Der spanische Ferrari-Star, vor zwei Jahren auf dem Hockenheim noch Nutznießer des roten Stallorder-Skandals, führt nach neun Rennen die WM-Wertung an, zweimal, in Malaysia und beim Heimrennen in Valencia überquerte er die Ziellinie als Erster.

13 Punkte beträgt sein Vorsprung auf seinen ersten Verfolger Webber, auf den drittplatzierten Vettel sind es 29 WM-Zähler.

Allein das darf nach den Problemen der Scuderia während des Winters als sensationell gewertet werden.

Doch selbst, wenn der F2012 laut Alonso im Qualifying nach wie vor Luft nach oben hat: Das Selbstbewusstsein der Roten ragt mittlerweile ganz nah an den Himmel heran.

Ferrari werde in Deutschland konkurrenzfähig sein, kündigte Alonsos Renningenieur Andrea Stella auf der Webseite des Teams an. Der rote Renner habe auf den Kursen in Valencia und in Silverstone gut funktioniert. Und Hockenheim sei eine Mischung aus beiden Strecken.

Sogar Alonsos bis dato völlig chancenloser Teamkollege Felipe Massa hat neuen Mut geschöpft: Er peile in der WM eine Position unter den Top 5 an, ließ er unter der Woche verlauten.

SPORT1-Prognose: Der Sieg in Deutschland führt nur über Alonso, ein Podium sollte auf jeden Fall drin sein.

Michael Schumacher

Der Rekord-Champion sorgte 2006 im letzten Jahr seiner strahlenden Erst-Karriere auf dem Hockenheimring für den letzten deutschen Heimsieg.

Er hat mit vier Triumphen auch die meisten Hockenheim-Siege auf dem Konto.

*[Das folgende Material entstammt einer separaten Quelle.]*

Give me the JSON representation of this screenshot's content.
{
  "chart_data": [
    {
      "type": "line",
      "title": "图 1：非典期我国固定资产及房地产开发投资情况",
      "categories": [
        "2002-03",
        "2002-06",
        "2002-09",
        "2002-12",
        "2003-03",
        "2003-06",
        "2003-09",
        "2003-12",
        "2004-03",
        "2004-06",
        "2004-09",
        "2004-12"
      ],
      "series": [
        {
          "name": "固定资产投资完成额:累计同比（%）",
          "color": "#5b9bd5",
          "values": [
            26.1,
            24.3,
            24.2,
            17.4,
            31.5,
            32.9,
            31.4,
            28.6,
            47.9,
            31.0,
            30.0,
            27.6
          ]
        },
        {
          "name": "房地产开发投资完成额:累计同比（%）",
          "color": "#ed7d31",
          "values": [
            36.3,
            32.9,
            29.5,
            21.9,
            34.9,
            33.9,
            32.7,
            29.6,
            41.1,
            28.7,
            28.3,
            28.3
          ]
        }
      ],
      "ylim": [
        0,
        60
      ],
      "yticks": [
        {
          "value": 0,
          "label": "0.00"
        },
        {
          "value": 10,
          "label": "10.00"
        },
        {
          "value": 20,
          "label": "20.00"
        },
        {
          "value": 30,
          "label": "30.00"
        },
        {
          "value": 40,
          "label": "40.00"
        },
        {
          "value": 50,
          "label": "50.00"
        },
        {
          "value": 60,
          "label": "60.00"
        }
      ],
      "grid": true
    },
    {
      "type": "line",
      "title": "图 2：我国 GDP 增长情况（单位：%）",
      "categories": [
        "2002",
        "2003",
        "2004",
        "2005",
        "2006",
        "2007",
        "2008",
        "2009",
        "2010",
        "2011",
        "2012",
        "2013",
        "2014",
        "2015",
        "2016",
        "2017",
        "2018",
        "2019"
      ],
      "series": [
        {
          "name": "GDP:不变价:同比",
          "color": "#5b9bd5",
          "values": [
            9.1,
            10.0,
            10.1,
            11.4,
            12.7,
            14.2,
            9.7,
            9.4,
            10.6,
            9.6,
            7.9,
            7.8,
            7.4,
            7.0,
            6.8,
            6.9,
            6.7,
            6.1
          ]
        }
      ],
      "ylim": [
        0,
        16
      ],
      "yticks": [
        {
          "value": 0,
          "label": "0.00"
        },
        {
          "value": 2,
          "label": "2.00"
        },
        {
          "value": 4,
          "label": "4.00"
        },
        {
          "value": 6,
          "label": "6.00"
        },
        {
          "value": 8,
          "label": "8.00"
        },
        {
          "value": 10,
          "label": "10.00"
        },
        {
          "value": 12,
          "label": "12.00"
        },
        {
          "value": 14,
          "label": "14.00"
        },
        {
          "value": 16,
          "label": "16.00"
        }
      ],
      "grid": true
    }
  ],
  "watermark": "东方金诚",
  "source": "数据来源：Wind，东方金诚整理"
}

In seiner zweiten Karriere im Mercedes-Renner würde Schumi natürlich zu gerne an seine Glanztaten anknüpfen. ?Wir haben uns fest vorgenommen, dass wir allen über das Wochenende Anlass zum Feiern geben werden?, kündigte Schumacher im Vorfeld an.

Nico Rosberg

Rechnerisch hat der gebürtige Wiesbadener dazu die besseren Chancen. 52 Punkte liegt er in der WM vor dem Altmeister, der allerdings im bisherigen Saisonverlauf mit zahlreichen technischen Ausfallen zu kämpfen hatte.

Beim vorigen Grand Prix in England hingegen fuhr Rosberg, der in Hockenheim beim Abschied seines Vaters Keke den Entschluss gefasst haben will, Rennfahrer zu werden, nicht in die Punkte. Schumi wurde Siebter.

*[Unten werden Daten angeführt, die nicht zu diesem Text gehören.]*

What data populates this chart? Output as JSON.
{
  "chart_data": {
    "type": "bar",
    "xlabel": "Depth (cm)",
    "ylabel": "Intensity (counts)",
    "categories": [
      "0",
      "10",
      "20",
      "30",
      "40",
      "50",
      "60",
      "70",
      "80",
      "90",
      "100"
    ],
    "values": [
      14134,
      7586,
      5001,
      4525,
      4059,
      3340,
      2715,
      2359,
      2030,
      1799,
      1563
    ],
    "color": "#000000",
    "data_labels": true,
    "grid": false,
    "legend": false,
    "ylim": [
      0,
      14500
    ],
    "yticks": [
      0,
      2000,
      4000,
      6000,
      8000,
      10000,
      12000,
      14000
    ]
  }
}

Das Problem des Silber-Duos liegt ohnehin an anderer Stelle: Der AMG W03 ist zu unberechenbar - vom Wetter und vom Streckentyp. Starke Auftritte des Silberpfeils wechseln sich - abhängig von beiden Faktoren - mit Beinahe-Leistungsverweigerung ab.

Problematisch für den W03 sind Highspeed-Kurven und zu heiße Bedingungen. Auch deshalb forderte Schumacher seine deutschen Fans nach Silverstone auf, viel Regen mit nach Hockenheim zu bringen.

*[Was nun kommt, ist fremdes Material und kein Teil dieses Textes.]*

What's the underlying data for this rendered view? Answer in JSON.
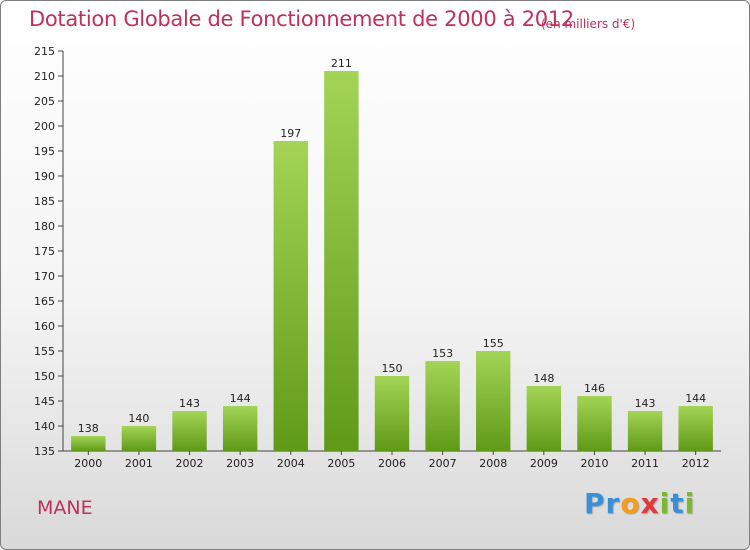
{
  "header": {
    "title": "Dotation Globale de Fonctionnement de 2000 à 2012",
    "unit": "(en milliers d'€)"
  },
  "footer": {
    "commune": "MANE",
    "logo_letters": [
      {
        "char": "P",
        "color": "#3a8fd6"
      },
      {
        "char": "r",
        "color": "#3a8fd6"
      },
      {
        "char": "o",
        "color": "#f39c1e"
      },
      {
        "char": "x",
        "color": "#e03a3a"
      },
      {
        "char": "i",
        "color": "#7cb82f"
      },
      {
        "char": "t",
        "color": "#3a8fd6"
      },
      {
        "char": "i",
        "color": "#7cb82f"
      }
    ]
  },
  "chart_data": {
    "type": "bar",
    "title": "Dotation Globale de Fonctionnement de 2000 à 2012",
    "subtitle": "(en milliers d'€)",
    "xlabel": "",
    "ylabel": "",
    "categories": [
      "2000",
      "2001",
      "2002",
      "2003",
      "2004",
      "2005",
      "2006",
      "2007",
      "2008",
      "2009",
      "2010",
      "2011",
      "2012"
    ],
    "values": [
      138,
      140,
      143,
      144,
      197,
      211,
      150,
      153,
      155,
      148,
      146,
      143,
      144
    ],
    "ylim": [
      135,
      215
    ],
    "yticks": [
      135,
      140,
      145,
      150,
      155,
      160,
      165,
      170,
      175,
      180,
      185,
      190,
      195,
      200,
      205,
      210,
      215
    ],
    "grid": false,
    "bar_color_top": "#a3d456",
    "bar_color_bottom": "#5f9a17",
    "title_color": "#c0305a"
  }
}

Das war durchaus nicht nur scherzhaft gemeint. Aber Schumi darf hoffen. Für den Grand Prix in seiner Heimat sind wechselnde Bedingungen und keineswegs die üblichen heißen Temperaturen vorhergesagt.

Auch Hockenheims Strecken-Layout dürfte dem Mercedes besser liegen.

SPORT1-Prognose: Der Heimsieg 2012 könnte sich für Mercedes - in Schumachers womöglich letztem Jahr ? als unerfüllbarer Traum erweisen. Mit einem Podiumsplatz darf das Silberpfeil-Duo aber liebäugeln.

Die Geheimfavoriten

Lotus und Sauber sollten Vettel Co. auf dem Zettel haben. Der E20 von Kimi Räikkönen gilt als uneingelöstes Siegversprechen, Lotus liegt nicht von ungefähr auf Platz drei der Teamwertung.

Größtes Problem: Der schwarz-goldene Renner ist am schnellsten, wenn es heiß ist ? was am Wochenende eher unwahrscheinlich ist.

Ähnlich wie Lotus könnte es dem Rennstall des Schweizers Peter Sauber nach einigen erfolgreichen Updates gelingen, sein Potenzial auf die Strecke zu bringen.

SPORT1-Prognose: Beide Teams sind für Überraschungen gut.